Maybe it is just our C cross-platform code, but I have found that some
parameters are by value and some by pointer in most routines.  I have not tried
to call printf, etc, as John asked about.

For example, passing a input buffer with its length is typically pointer,
value.  Passing an output buffer is typically pointer, pointer so that the
actual output size can be returned to the caller.
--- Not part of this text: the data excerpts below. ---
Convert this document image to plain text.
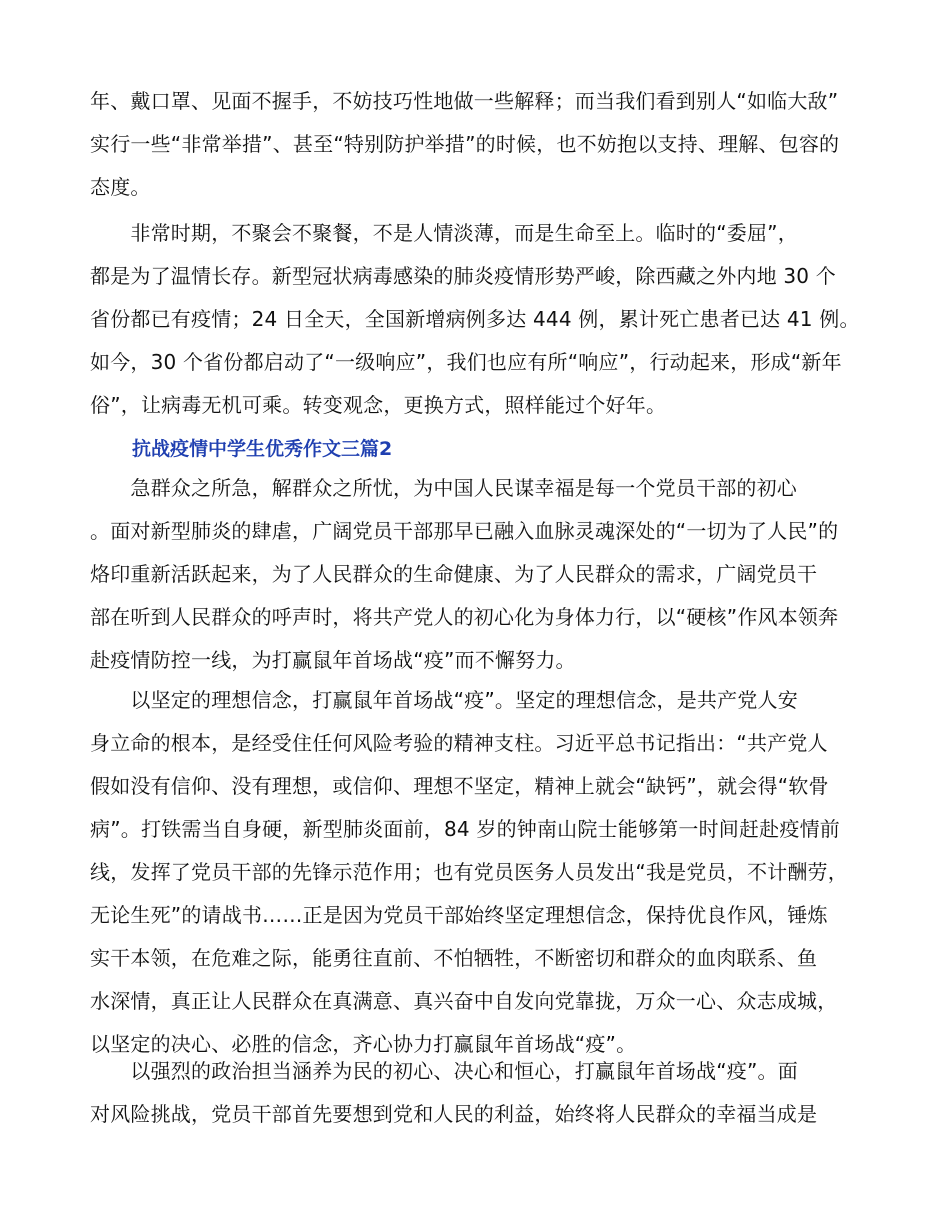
年、戴口罩、见面不握手，不妨技巧性地做一些解释；而当我们看到别人“如临大敌”
实行一些“非常举措”、甚至“特别防护举措”的时候，也不妨抱以支持、理解、包容的
态度。

　　非常时期，不聚会不聚餐，不是人情淡薄，而是生命至上。临时的“委屈”，
都是为了温情长存。新型冠状病毒感染的肺炎疫情形势严峻，除西藏之外内地 30 个
省份都已有疫情；24 日全天，全国新增病例多达 444 例，累计死亡患者已达 41 例。
如今，30 个省份都启动了“一级响应”，我们也应有所“响应”，行动起来，形成“新年
俗”，让病毒无机可乘。转变观念，更换方式，照样能过个好年。

抗战疫情中学生优秀作文三篇2

　　急群众之所急，解群众之所忧，为中国人民谋幸福是每一个党员干部的初心
。面对新型肺炎的肆虐，广阔党员干部那早已融入血脉灵魂深处的“一切为了人民”的
烙印重新活跃起来，为了人民群众的生命健康、为了人民群众的需求，广阔党员干
部在听到人民群众的呼声时，将共产党人的初心化为身体力行，以“硬核”作风本领奔
赴疫情防控一线，为打赢鼠年首场战“疫”而不懈努力。

　　以坚定的理想信念，打赢鼠年首场战“疫”。坚定的理想信念，是共产党人安
身立命的根本，是经受住任何风险考验的精神支柱。习近平总书记指出：“共产党人
假如没有信仰、没有理想，或信仰、理想不坚定，精神上就会“缺钙”，就会得“软骨
病”。打铁需当自身硬，新型肺炎面前，84 岁的钟南山院士能够第一时间赶赴疫情前
线，发挥了党员干部的先锋示范作用；也有党员医务人员发出“我是党员，不计酬劳，
无论生死”的请战书……正是因为党员干部始终坚定理想信念，保持优良作风，锤炼
实干本领，在危难之际，能勇往直前、不怕牺牲，不断密切和群众的血肉联系、鱼
水深情，真正让人民群众在真满意、真兴奋中自发向党靠拢，万众一心、众志成城，
以坚定的决心、必胜的信念，齐心协力打赢鼠年首场战“疫”。

　　以强烈的政治担当涵养为民的初心、决心和恒心，打赢鼠年首场战“疫”。面
对风险挑战，党员干部首先要想到党和人民的利益，始终将人民群众的幸福当成是
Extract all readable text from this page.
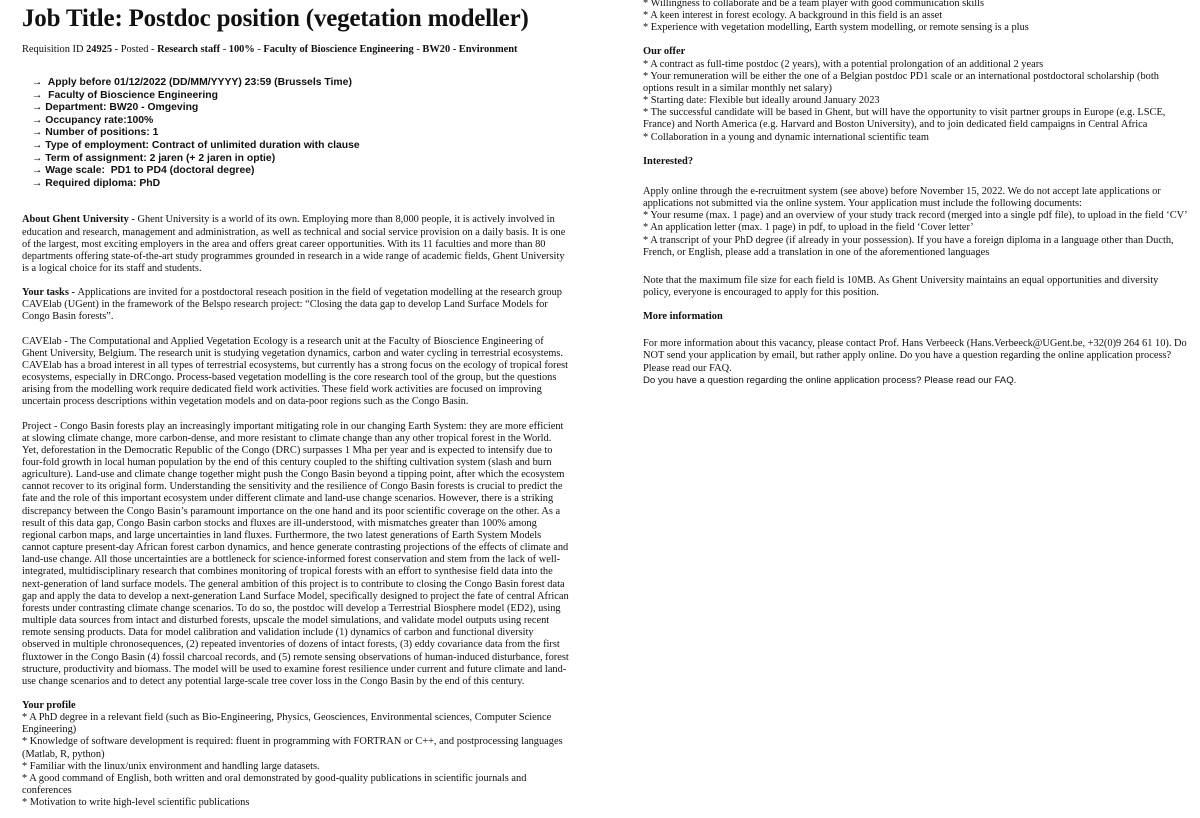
Job Title: Postdoc position (vegetation modeller)
Requisition ID 24925 - Posted - Research staff - 100% - Faculty of Bioscience Engineering - BW20 - Environment
→  Apply before 01/12/2022 (DD/MM/YYYY) 23:59 (Brussels Time)
→  Faculty of Bioscience Engineering
→ Department: BW20 - Omgeving
→ Occupancy rate:100%
→ Number of positions: 1
→ Type of employment: Contract of unlimited duration with clause
→ Term of assignment: 2 jaren (+ 2 jaren in optie)
→ Wage scale:  PD1 to PD4 (doctoral degree)
→ Required diploma: PhD

About Ghent University - Ghent University is a world of its own. Employing more than 8,000 people, it is actively involved in education and research, management and administration, as well as technical and social service provision on a daily basis. It is one of the largest, most exciting employers in the area and offers great career opportunities. With its 11 faculties and more than 80 departments offering state-of-the-art study programmes grounded in research in a wide range of academic fields, Ghent University is a logical choice for its staff and students.

Your tasks - Applications are invited for a postdoctoral reseach position in the field of vegetation modelling at the research group CAVElab (UGent) in the framework of the Belspo research project: “Closing the data gap to develop Land Surface Models for Congo Basin forests”.

CAVElab - The Computational and Applied Vegetation Ecology is a research unit at the Faculty of Bioscience Engineering of Ghent University, Belgium. The research unit is studying vegetation dynamics, carbon and water cycling in terrestrial ecosystems. CAVElab has a broad interest in all types of terrestrial ecosystems, but currently has a strong focus on the ecology of tropical forest ecosystems, especially in DRCongo. Process-based vegetation modelling is the core research tool of the group, but the questions arising from the modelling work require dedicated field work activities. These field work activities are focused on improving uncertain process descriptions within vegetation models and on data-poor regions such as the Congo Basin.

Project - Congo Basin forests play an increasingly important mitigating role in our changing Earth System: they are more efficient at slowing climate change, more carbon-dense, and more resistant to climate change than any other tropical forest in the World. Yet, deforestation in the Democratic Republic of the Congo (DRC) surpasses 1 Mha per year and is expected to intensify due to four-fold growth in local human population by the end of this century coupled to the shifting cultivation system (slash and burn agriculture). Land-use and climate change together might push the Congo Basin beyond a tipping point, after which the ecosystem cannot recover to its original form. Understanding the sensitivity and the resilience of Congo Basin forests is crucial to predict the fate and the role of this important ecosystem under different climate and land-use change scenarios. However, there is a striking discrepancy between the Congo Basin’s paramount importance on the one hand and its poor scientific coverage on the other. As a result of this data gap, Congo Basin carbon stocks and fluxes are ill-understood, with mismatches greater than 100% among regional carbon maps, and large uncertainties in land fluxes. Furthermore, the two latest generations of Earth System Models cannot capture present-day African forest carbon dynamics, and hence generate contrasting projections of the effects of climate and land-use change. All those uncertainties are a bottleneck for science-informed forest conservation and stem from the lack of well-integrated, multidisciplinary research that combines monitoring of tropical forests with an effort to synthesise field data into the next-generation of land surface models. The general ambition of this project is to contribute to closing the Congo Basin forest data gap and apply the data to develop a next-generation Land Surface Model, specifically designed to project the fate of central African forests under contrasting climate change scenarios. To do so, the postdoc will develop a Terrestrial Biosphere model (ED2), using multiple data sources from intact and disturbed forests, upscale the model simulations, and validate model outputs using recent remote sensing products. Data for model calibration and validation include (1) dynamics of carbon and functional diversity observed in multiple chronosequences, (2) repeated inventories of dozens of intact forests, (3) eddy covariance data from the first fluxtower in the Congo Basin (4) fossil charcoal records, and (5) remote sensing observations of human-induced disturbance, forest structure, productivity and biomass. The model will be used to examine forest resilience under current and future climate and land-use change scenarios and to detect any potential large-scale tree cover loss in the Congo Basin by the end of this century.

Your profile

* A PhD degree in a relevant field (such as Bio-Engineering, Physics, Geosciences, Environmental sciences, Computer Science Engineering)

* Knowledge of software development is required: fluent in programming with FORTRAN or C++, and postprocessing languages (Matlab, R, python)

* Familiar with the linux/unix environment and handling large datasets.

* A good command of English, both written and oral demonstrated by good-quality publications in scientific journals and conferences

* Motivation to write high-level scientific publications

* Willingness to collaborate and be a team player with good communication skills

* A keen interest in forest ecology. A background in this field is an asset

* Experience with vegetation modelling, Earth system modelling, or remote sensing is a plus

Our offer

* A contract as full-time postdoc (2 years), with a potential prolongation of an additional 2 years

* Your remuneration will be either the one of a Belgian postdoc PD1 scale or an international postdoctoral scholarship (both options result in a similar monthly net salary)

* Starting date: Flexible but ideally around January 2023

* The successful candidate will be based in Ghent, but will have the opportunity to visit partner groups in Europe (e.g. LSCE, France) and North America (e.g. Harvard and Boston University), and to join dedicated field campaigns in Central Africa

* Collaboration in a young and dynamic international scientific team

Interested?

Apply online through the e-recruitment system (see above) before November 15, 2022. We do not accept late applications or applications not submitted via the online system. Your application must include the following documents:

* Your resume (max. 1 page) and an overview of your study track record (merged into a single pdf file), to upload in the field ‘CV’

* An application letter (max. 1 page) in pdf, to upload in the field ‘Cover letter’

* A transcript of your PhD degree (if already in your possession). If you have a foreign diploma in a language other than Ducth, French, or English, please add a translation in one of the aforementioned languages

Note that the maximum file size for each field is 10MB. As Ghent University maintains an equal opportunities and diversity policy, everyone is encouraged to apply for this position.

More information

For more information about this vacancy, please contact Prof. Hans Verbeeck (Hans.Verbeeck@UGent.be, +32(0)9 264 61 10). Do NOT send your application by email, but rather apply online. Do you have a question regarding the online application process? Please read our FAQ.

Do you have a question regarding the online application process? Please read our FAQ.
We are not as worried about the standard as that the code compiles cleanly and
executes the same way on all of the supported platforms.

Lloyd



----- Original Message ----
From: Paul Gilmartin <[email protected]>
To: [email protected]
Sent: Fri, October 14, 2011 12:11:53 PM
Subject: Re: Need simple example - Calling c subroutine like printf from
HLASM program

On Oct 14, 2011, at 09:37, Lloyd Fuller wrote:

> You also want to be careful about the parameters.  Some C routines expect
>values
> on the stack (i.e., in-line in the parameter list) and others expect pointers
>to
> the values with most using a mix.  That is typically my problem calling or
> getting called from C:  getting that sequence straight.
>
My understanding is that the C standard calls for all parameters
to be passed by value.  My experience is that IBM's C usually
passes parameters by reference except that if a parameter is a
pointer it gets passed by value.  Go figger.